ECLI:NL:RBSGR:2000:AA8380
Rechtbank 's-Gravenhage
- Voorlopige voorziening+bodemzaak
- Rechtspraak.nl
Schorsing uitzettingsbeslissing van vreemdeling met Turkse nationaliteit
In deze zaak verzocht een vreemdeling met de Turkse nationaliteit, die sinds onbekende datum in Nederland verblijft, om schorsing van de uitzettingsbeslissing van de Staatssecretaris van Justitie. De vreemdeling had op 3 december 1999 een aanvraag ingediend voor een vergunning tot verblijf op basis van de tijdelijke regeling voor witte illegalen, maar deze aanvraag werd op 21 januari 2000 door de Staatssecretaris buiten behandeling gesteld. De vreemdeling maakte bezwaar tegen dit besluit, maar werd geïnformeerd dat uitzetting niet zou worden uitgesteld gedurende de bezwaarprocedure.
Op 18 februari 2000 diende de vreemdeling een verzoekschrift in bij de rechtbank om de uitzettingsbeslissing te schorsen totdat er op het bezwaar was beslist. De rechtbank ontving de stukken van de Staatssecretaris op 12 april 2000 en het verweerschrift volgde op 9 mei 2000. Tijdens de zitting op 18 mei 2000, waar de vreemdeling werd bijgestaan door een advocaat, werd besproken of de uitzettingsbeslissing onrechtmatig was. De vreemdeling stelde dat hij niet op de hoogte was van de tijdelijke regeling en dat de buitenbehandelingstelling van zijn aanvraag onterecht was.
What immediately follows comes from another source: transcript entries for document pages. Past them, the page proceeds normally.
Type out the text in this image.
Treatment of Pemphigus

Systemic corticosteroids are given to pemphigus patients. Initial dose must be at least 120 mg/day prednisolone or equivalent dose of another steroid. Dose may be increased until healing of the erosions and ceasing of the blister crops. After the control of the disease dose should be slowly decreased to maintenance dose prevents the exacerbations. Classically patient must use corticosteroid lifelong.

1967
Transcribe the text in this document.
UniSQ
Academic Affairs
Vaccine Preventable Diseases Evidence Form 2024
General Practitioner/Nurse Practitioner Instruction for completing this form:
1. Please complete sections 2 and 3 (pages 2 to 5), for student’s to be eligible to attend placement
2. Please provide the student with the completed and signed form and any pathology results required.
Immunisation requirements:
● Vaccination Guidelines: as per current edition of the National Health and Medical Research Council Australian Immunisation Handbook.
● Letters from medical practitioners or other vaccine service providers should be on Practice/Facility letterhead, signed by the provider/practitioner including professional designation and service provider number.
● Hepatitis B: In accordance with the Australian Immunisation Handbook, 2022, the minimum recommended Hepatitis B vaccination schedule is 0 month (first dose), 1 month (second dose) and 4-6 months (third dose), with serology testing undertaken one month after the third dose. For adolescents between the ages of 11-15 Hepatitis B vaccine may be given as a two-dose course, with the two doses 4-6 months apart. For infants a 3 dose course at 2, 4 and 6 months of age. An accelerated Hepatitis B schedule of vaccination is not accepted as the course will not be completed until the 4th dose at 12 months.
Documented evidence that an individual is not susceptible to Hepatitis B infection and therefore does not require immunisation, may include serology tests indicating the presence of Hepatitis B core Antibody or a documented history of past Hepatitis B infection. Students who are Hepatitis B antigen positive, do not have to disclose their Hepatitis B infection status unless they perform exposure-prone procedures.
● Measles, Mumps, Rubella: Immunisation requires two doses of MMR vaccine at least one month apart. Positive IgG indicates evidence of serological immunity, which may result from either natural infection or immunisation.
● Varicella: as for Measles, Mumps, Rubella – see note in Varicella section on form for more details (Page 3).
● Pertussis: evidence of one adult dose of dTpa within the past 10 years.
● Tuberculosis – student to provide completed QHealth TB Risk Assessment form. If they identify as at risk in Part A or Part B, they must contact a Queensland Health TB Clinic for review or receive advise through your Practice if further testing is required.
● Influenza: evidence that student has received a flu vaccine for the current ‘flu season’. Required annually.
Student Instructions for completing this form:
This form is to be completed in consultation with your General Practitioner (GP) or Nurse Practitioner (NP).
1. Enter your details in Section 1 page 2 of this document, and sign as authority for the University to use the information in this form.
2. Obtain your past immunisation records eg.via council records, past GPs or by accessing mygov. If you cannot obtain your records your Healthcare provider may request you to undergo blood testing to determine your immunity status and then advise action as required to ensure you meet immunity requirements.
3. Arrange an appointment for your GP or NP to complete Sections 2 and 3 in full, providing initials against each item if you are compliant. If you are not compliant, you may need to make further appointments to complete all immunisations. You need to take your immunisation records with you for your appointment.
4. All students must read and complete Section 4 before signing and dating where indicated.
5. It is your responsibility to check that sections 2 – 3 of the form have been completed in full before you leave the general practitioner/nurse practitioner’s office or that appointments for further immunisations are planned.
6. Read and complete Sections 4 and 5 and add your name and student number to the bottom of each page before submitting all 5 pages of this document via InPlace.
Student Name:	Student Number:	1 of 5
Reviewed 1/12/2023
De rechtbank oordeelde dat de beslissing van de Staatssecretaris om de aanvraag buiten behandeling te stellen onjuist was, omdat de vreemdeling aan alle andere voorwaarden voldeed en slechts twee dagen te laat was met de indiening. De president van de rechtbank oordeelde dat het bezwaar van de vreemdeling een redelijke kans van slagen had en dat de belangen van de vreemdeling zwaarder wogen dan die van de Staatssecretaris. De rechtbank wees het verzoek toe, veroordeelde de Staatssecretaris in de proceskosten en bepaalde dat het griffierecht aan de vreemdeling werd vergoed.